Final Project for Regression
Project Goals Construct an ML Regression model that predicts propery tax assessed values ('taxvaluedollarcnt') of Single Family Properties using attributes of the properties.
Find the key drivers of property value for single family properties. Some questions that come to mind are:
Why do some properties have a much higher value than others when they are located so close to each other? Why are some properties valued so differently from others when they have nearly the same physical attributes but only differ in location? Is having 1 bathroom worse for property value than having 2 bedrooms? Deliver a report that the data science team can read through and replicate, understand what steps were taken, why and what the outcome was.
Make recommendations on what works or doesn't work in predicting these homes' values.
Project Description
Find what drives property value and how to best predict propery values via zillow data.
Project planning (lay out your process through the data science pipeline) Aquire data from zillow dataframe make a local csv file. View the data to see what I am working with. Prep the data to get rid of nulls and such. Split the data into train validate and test. Scale the data if needed. Explore the train dataset using visuals and stats tests to see if my hypothosis are true or not. Evaluate the data using regression models and feature engineering. Model the data and use it on the test dataset. Create the presentation I am going to give.
Initial hypotheses and/or questions you have of the data, ideas Fips has a direct correlation with property value. calculatedfinishedsquarefeet has a direct correlation with property value.
Data dictionary
| Feature | Definition | Data Type |
|---|---|---|
| id | row index number, range: 0 - 2985216 | int64 |
| parcelid | Unique numeric id assigned to each property: 10711725 - 169601949 | int64 |
| bathroomcnt | Number of bathrooms a property has: 0 - 32 | float64 |
| bedroomcnt | Number of bedrooms a property has: 0 - 25 | float64 |
| calculatedfinishedsquarefeet | Number of square feet of the property: 1 - 952576 | float64 |
| fips | [(FIPS)] Five digit number of which the first two are the FIPS code of the state to which the county belongs. Leading 0 is removed from the data: 6037=Los Angeles County, 6059=Orange County, 6111=Ventura County | float64 |
| lotsizesquarefeet | The land the property occupies in squared feet : 100 - 371000512 | float64 |
| propertylandusetypeid | Unique numeric id that identifies what the land is used for: the 261=Single Family Residential, 262=Rural Residence, 273=Bungalow | float64 |
| roomcnt | Total number of rooms in the principal residence | float64 |
| yearbuilt | Year the property was built | float64 |
| transactiondate | The most recent date the property was sold: yyyy-mm-dd | object |
| Target | Definition | Data Type |
|---|---|---|
| taxamount | The total property tax assessed for that assessment year | float64 |
| taxvaluedollarcnt | The total tax assessed value of the parcel | float64 |
Instructions or an explanation of how someone else can reproduce your project and findings (What would someone need to be able to recreate your project on their own?)

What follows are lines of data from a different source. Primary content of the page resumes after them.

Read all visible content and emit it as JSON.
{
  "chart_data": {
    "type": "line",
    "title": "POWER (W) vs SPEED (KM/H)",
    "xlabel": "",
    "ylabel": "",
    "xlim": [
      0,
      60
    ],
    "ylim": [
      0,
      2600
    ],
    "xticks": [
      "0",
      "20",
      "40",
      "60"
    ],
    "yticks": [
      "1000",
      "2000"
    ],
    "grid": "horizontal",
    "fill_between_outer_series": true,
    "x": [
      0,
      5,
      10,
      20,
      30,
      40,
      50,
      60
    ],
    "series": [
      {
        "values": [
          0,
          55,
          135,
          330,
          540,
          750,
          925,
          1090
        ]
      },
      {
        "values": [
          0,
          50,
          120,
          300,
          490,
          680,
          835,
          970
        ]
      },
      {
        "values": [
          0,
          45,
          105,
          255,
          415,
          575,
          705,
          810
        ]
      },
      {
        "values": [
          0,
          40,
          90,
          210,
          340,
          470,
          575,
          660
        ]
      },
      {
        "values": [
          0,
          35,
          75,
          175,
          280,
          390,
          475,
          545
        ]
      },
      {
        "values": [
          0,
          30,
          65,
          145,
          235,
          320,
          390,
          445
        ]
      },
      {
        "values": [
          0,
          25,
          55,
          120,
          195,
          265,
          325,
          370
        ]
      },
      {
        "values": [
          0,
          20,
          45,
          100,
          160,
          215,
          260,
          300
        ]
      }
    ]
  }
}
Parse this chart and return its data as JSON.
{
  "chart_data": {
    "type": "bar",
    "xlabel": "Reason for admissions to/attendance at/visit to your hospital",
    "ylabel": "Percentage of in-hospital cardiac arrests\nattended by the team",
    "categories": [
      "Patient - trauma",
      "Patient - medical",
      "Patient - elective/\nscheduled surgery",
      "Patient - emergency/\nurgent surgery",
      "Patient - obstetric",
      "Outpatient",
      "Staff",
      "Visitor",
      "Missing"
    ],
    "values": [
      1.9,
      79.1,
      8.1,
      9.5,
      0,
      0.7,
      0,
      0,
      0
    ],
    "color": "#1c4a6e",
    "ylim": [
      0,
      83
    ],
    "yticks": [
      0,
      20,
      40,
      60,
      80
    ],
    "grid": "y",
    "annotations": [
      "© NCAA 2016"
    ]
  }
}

USE CORRECT IMPORTS HAVE BASIC KNOWLEDGE OF CODING AQUIRE DATA LOOK DATA OVER EXPLORE DATA MAKE VIZUALS AND RUN STATS TESTS AS NEEDED DECIDE WHICH FEATURES YOU WANT TO USE IN MODELING GET A BASELINE CREATE MODELS RUNNING THEM ON THE TRAIN AND VALIDATE DATASETS CHOOSE THE BEST MODEL AND RUN IT ON THE TEST DATASET COME UP WITH A SUMMARY AND RECOMMENDATIONS
Key findings, recommendations, and takeaways from your project.
Summary and Recommendations
You can see that using fips(county), yearbuilt, and calculatedfinishedsquarefeet created a model slightly better than baseline, but not by much.
We may be able to use this model to predict property value slightly but I wouldn't use it if it's purpose is to make revenue in anyway.
I would recommend trying to locate the house more accuratly/precise than using fips because even within counties you have very high cost areas, vs very low cost areas from block to block.
There are also many other attributes that contribute to property value, like flood/fire areas, or even what view the property may or may not have.
I think in the future this can be tailored in a MLM from block to block somehow to give a better prediction of property value.